Terkini.id, Makassar – Syahrul Yasin Limpo menjadi salah satu tokoh yang berduka mendalam atas berpulangnya Mantan Gubernur Sulawesi Selatan, HM Amin Syam. Dua tokoh ini rupanya punya riwayat perseteruan, yang bermula saat Pemilihan Gubernur Sulsel pada 2007 silam.
Mengenakan peci hitam dan kemeja hitam disertai lambang pin kepangkatan, Menteri Pertanian RI, Syahrul Yasin Limpo turut hadir di rumah duka Almarhum HM Amin Syam, di Kompleks Azalea Jalan Pandang, Makassar, Sabtu 2 September 2023.
Syahrul memberi testimoni di rumah duka, dan menyampaikan bahwa Amin Syam adalah sosok yang tegas.
Mantan Wakil Gubernur yang pernah mendampingi Amin Syam saat Gubernur Periode 2003-2008 itu menyampaikan, Amin Syam punya karakter yang kuat, dan memegang teguh prinsip Bugis-Makassar.
Menurut Syahrul, Amin Syam selalu menjunjung tinggi aturan. Jenderal purnawirawan berpangkat dua bintang itu, menurut Syahrul selalu mengingatkan agar jangan melanggar aturan. Namun, Amin Syam adalah orang yang punya empati.
“Dia sangat cerdas. Bukan hanya pintar, cerdas itu pakai hati. Kalau pintar banyak, tapi dia pakai hati. Dia baik ke semua orang,” ungkapnya.
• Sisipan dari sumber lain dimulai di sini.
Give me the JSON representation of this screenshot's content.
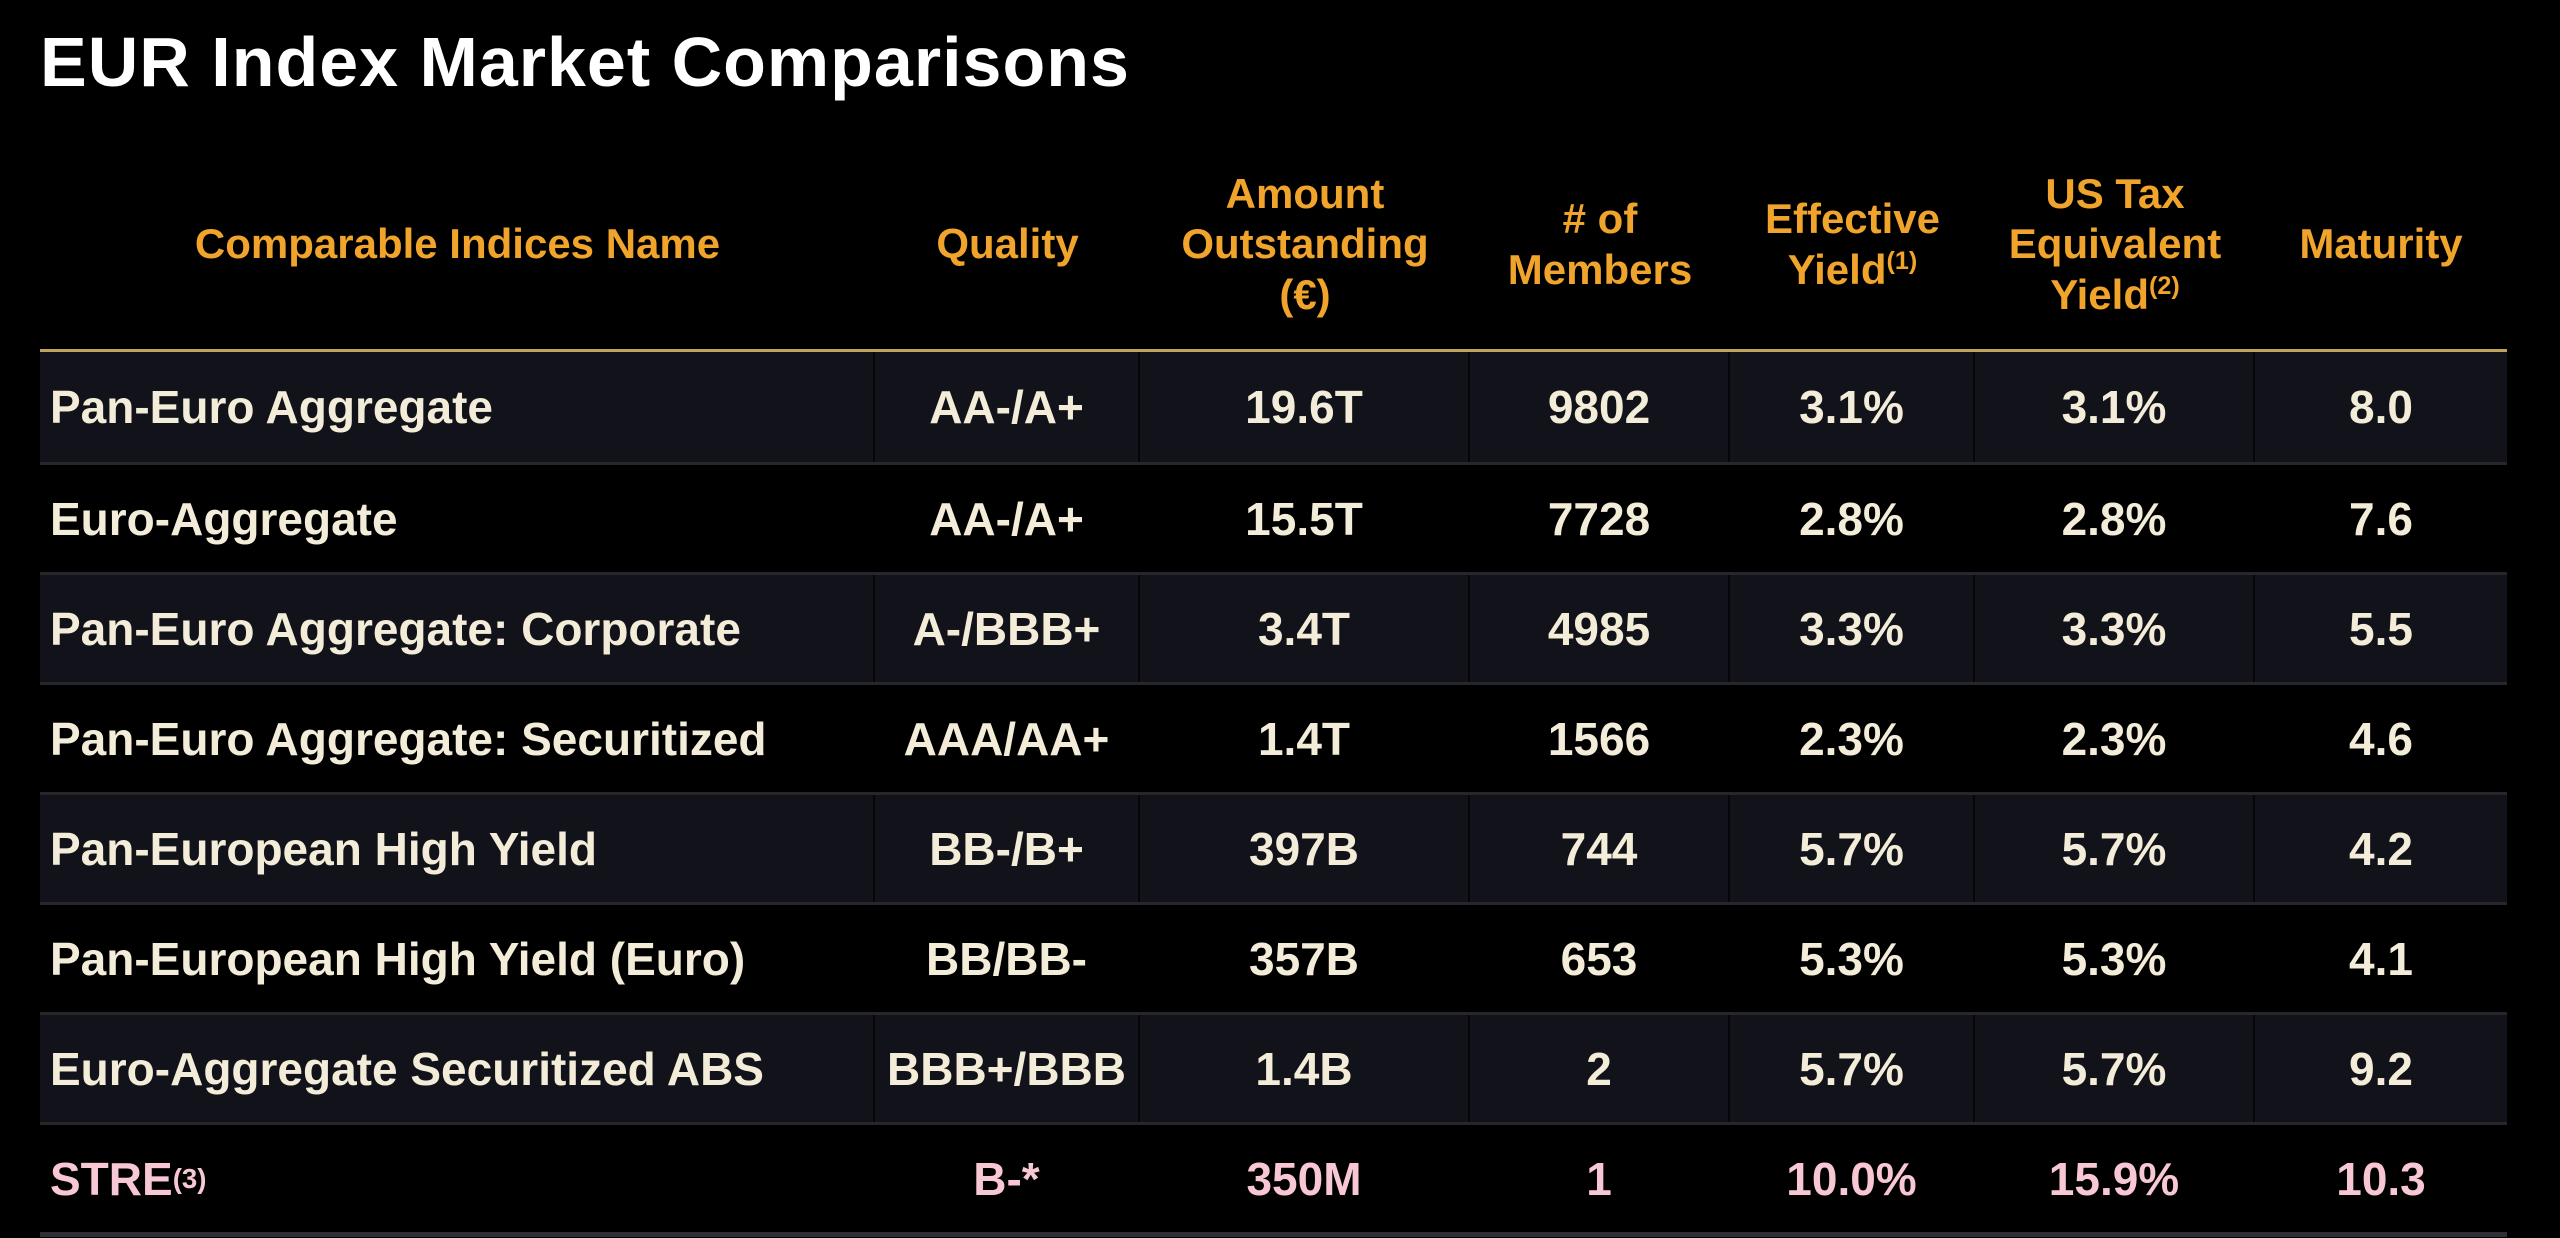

Syahrul pada 2003-2008 adalah Wakil Gubernur Sulsel mendampingi Amin Syam, lalu setelah itu, dia maju sebagai Calon Gubernur Sulsel melawan Amin Syam. Syahrul menggandeng Agus Arifin Nu’mang, putra Kolonel (purn) Arifin Nu’mang, Mantan Bupati Sidrap.
Dalam Pilkada tersebut, Syahrul sukses menang mengalahkan Amin Syam yang berpasangan dengan Mansyur Ramly. Perolehan suaranya tipis, 1.432.572 berbanding 1.404.910 suara, atau dengan selisih 27.662 suara.
Pasangan Amin Syam-Mansyur Ramli tidak mau menerima kekalahan. Amin mengajukan kasasi ke MA, atas tudingan penggelembungan 40.000 suara di sejumlah TPS, lalu gugatannya dikabulkan. Hakim MA memerintahkan untuk melakukan Pilkada ulang di beberapa kabupaten yang dituding terjadi penggelembungan suara, seperti di Gowa, Bantaeng, Bone dan Tana Toraja. Tapi KPUD Sulsel tidak mau tunduk pada keputusan itu.
Proses penetapan Gubernur dan Wakil Gubernur Sulsel pun berlarut-larut hingga beberapa bulan. Sampai pada 18 Maret 2008, Majelis Hakim PK menilai terdapat kekhilafan atas hakim kasasi. MA kemudian memutuskan tidak perlu ada Pilkada ulang, dan keberatan pasangan Amin Syam-Mansyur Ramli ditolak MA.